Deux approches ont, jusqu'ici, été suivies pour étudier les effets de la sérotonine centrale sur le comportement et la cognition : d'une part, la déplétion alimentaire en tryptophane chez l'homme ; d'autre part, la destruction des projections sérotoninergiques ascendantes chez l'animal (par la neurotoxine 5,7-DHT). Aucune de ces approches ne permet de distinguer les rôles de la sérotonine dans des structures distinctes du cerveau antérieur.
Une équipe britannique de l'université de Cambridge a étudié pour la première fois l'effet de la déplétion préfrontale sélective de la sérotonine chez le singe (déplétion induite par injections locales de 5,7-DHT et confirmée sélective pour le cortex préfrontal). Leur étude est publiée dans la revue « Science ».
Les chercheurs ont entraîné les singes, avant l'opération induisant la déplétion sérotoninergique, à un test de discrimination visuelle faisant intervenir deux choix de formes, dont l'un est systématiquement récompensé. Après l'opération, les singes ont été testés à nouveau, d'abord sur la rétention de la discrimination apprise avant l'opération, puis sur l'acquisition d'une nouvelle discrimination, enfin sur l'inversion de cette discrimination (inversion du choix récompensé).
Le constat est intéressant. Les singes déficients en sérotonine préfrontale sont capables de se souvenir d'une discrimination visuelle apprise avant l'opération et peuvent apprendre une nouvelle discrimination. En revanche, ils tendent à rester fixés sur la forme précédemment récompensée et ont du mal à apprendre à inverser le choix (erreurs de persévérance).
Incapables d'abandonner leurs vieilles habitudes.
« Les résultats de cette étude démontrent que, en l'absence de sérotonine préfrontale, les animaux sont incapables d'abandonner leurs vieilles habitudes », commente, dans un communiqué, le Dr Roberts, qui a dirigé ces travaux.
« Ces résultats soulignent l'importance de la sérotonine préfrontale dans la flexibilité comportementale », concluent les chercheurs.
Ainsi, la dysfonction sérotoninergique préfrontale pourrait contribuer spécifiquement à la rigidité cognitive que l'on observe dans plusieurs troubles psychiatriques, ajoutent-ils.

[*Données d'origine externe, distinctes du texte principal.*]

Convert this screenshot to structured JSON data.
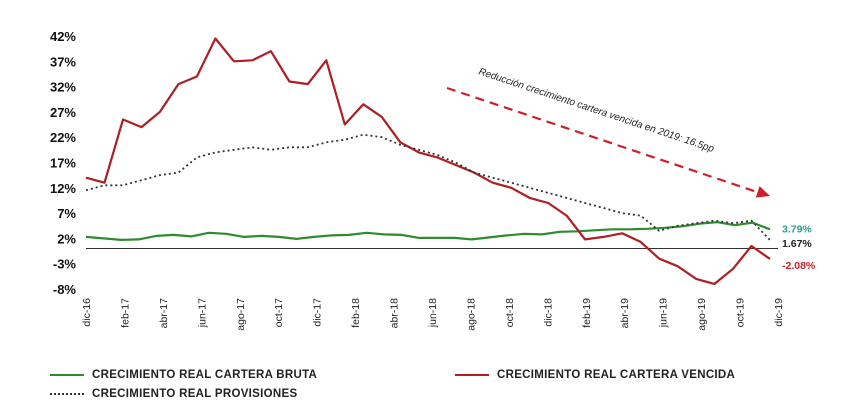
{
  "chart_data": {
    "type": "line",
    "title": "",
    "xlabel": "",
    "ylabel": "",
    "ylim": [
      -8,
      42
    ],
    "yticks": [
      "42%",
      "37%",
      "32%",
      "27%",
      "22%",
      "17%",
      "12%",
      "7%",
      "2%",
      "-3%",
      "-8%"
    ],
    "ytick_values": [
      42,
      37,
      32,
      27,
      22,
      17,
      12,
      7,
      2,
      -3,
      -8
    ],
    "x_tick_labels": [
      "dic-16",
      "feb-17",
      "abr-17",
      "jun-17",
      "ago-17",
      "oct-17",
      "dic-17",
      "feb-18",
      "abr-18",
      "jun-18",
      "ago-18",
      "oct-18",
      "dic-18",
      "feb-19",
      "abr-19",
      "jun-19",
      "ago-19",
      "oct-19",
      "dic-19"
    ],
    "grid": false,
    "legend_position": "bottom",
    "series": [
      {
        "name": "CRECIMIENTO REAL CARTERA BRUTA",
        "color": "#2e8b2e",
        "style": "solid",
        "values": [
          2.3,
          2.0,
          1.7,
          1.8,
          2.5,
          2.7,
          2.4,
          3.1,
          2.9,
          2.3,
          2.5,
          2.3,
          1.9,
          2.3,
          2.6,
          2.7,
          3.1,
          2.8,
          2.7,
          2.1,
          2.1,
          2.1,
          1.8,
          2.2,
          2.6,
          2.9,
          2.8,
          3.3,
          3.4,
          3.6,
          3.8,
          3.8,
          3.9,
          4.1,
          4.4,
          4.9,
          5.2,
          4.6,
          5.1,
          3.79
        ]
      },
      {
        "name": "CRECIMIENTO REAL CARTERA VENCIDA",
        "color": "#b01e23",
        "style": "solid",
        "values": [
          14.0,
          13.0,
          25.5,
          24.0,
          27.0,
          32.5,
          34.0,
          41.5,
          37.0,
          37.2,
          39.0,
          33.0,
          32.5,
          37.2,
          24.5,
          28.5,
          26.0,
          21.0,
          19.0,
          18.0,
          16.5,
          15.0,
          13.0,
          12.0,
          10.0,
          9.0,
          6.5,
          1.8,
          2.3,
          3.0,
          1.3,
          -2.0,
          -3.5,
          -6.0,
          -7.0,
          -4.0,
          0.5,
          -2.08
        ]
      },
      {
        "name": "CRECIMIENTO REAL PROVISIONES",
        "color": "#333333",
        "style": "dotted",
        "values": [
          11.5,
          12.5,
          12.5,
          13.5,
          14.5,
          15.0,
          18.0,
          19.0,
          19.5,
          20.0,
          19.5,
          20.0,
          20.0,
          21.0,
          21.5,
          22.5,
          22.0,
          20.5,
          19.5,
          18.5,
          17.0,
          15.0,
          14.0,
          13.0,
          12.0,
          11.0,
          10.0,
          9.0,
          8.0,
          7.0,
          6.5,
          3.5,
          4.5,
          5.0,
          5.5,
          5.0,
          5.5,
          1.67
        ]
      }
    ],
    "end_labels": [
      {
        "text": "3.79%",
        "color": "#2a9d8f"
      },
      {
        "text": "1.67%",
        "color": "#222222"
      },
      {
        "text": "-2.08%",
        "color": "#d0202a"
      }
    ],
    "annotation": {
      "text": "Reducción crecimiento cartera vencida en 2019: 16.5pp",
      "arrow_color": "#d0202a"
    }
  }
}
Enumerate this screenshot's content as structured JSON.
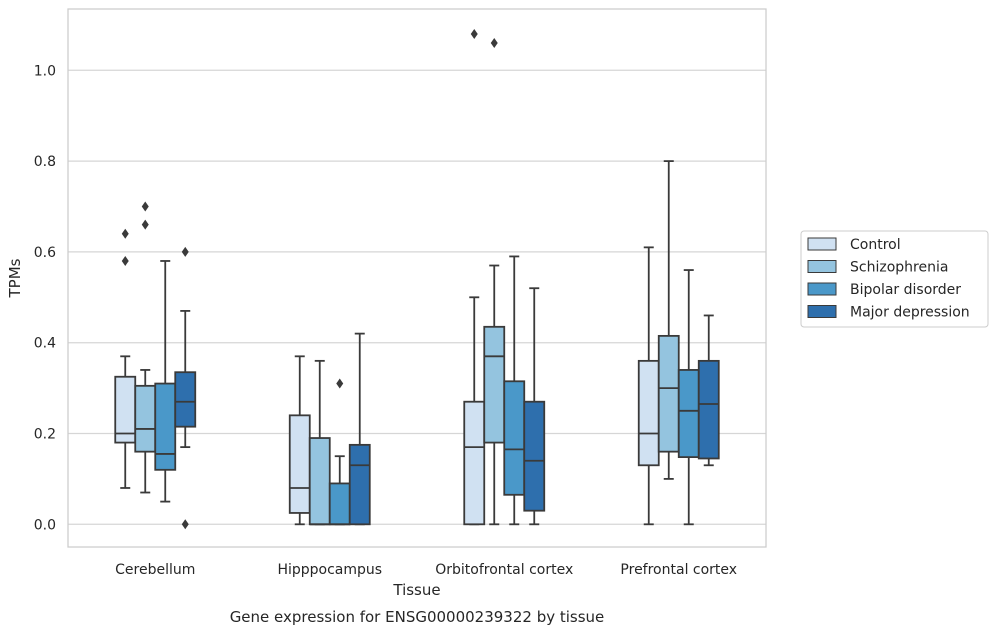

Tel, par exemple, le trouble obsessionnel compulsif. Ce trouble dont la fréquence, longtemps sous-estimée, est en fait plus élevée que la schizophrénie et le trouble bipolaire et affecte environ 2 à 3 % des Américains. Chez ces patients, la répétition des pensées et des comportements domine et peut perturber considérablement leurs activités quotidiennes ; ils ont également un déficit de l'apprentissage inverse.
La voie de traitements.
« Le trouble obsessionnel compulsif résulterait en partie d'un déséquilibre chimique dans ces régions du cerveau ; mais personne n'avait jusqu'ici apporté une preuve aussi claire de la base neurochimique de ce type de comportement répétitif », souligne le Dr Roberts. « Ces résultats ont des répercussions pour le traitement du trouble obsessionnel compulsif, en plaidant pour des médicaments qui stimulent la fonction 5-HT dans le cerveau. »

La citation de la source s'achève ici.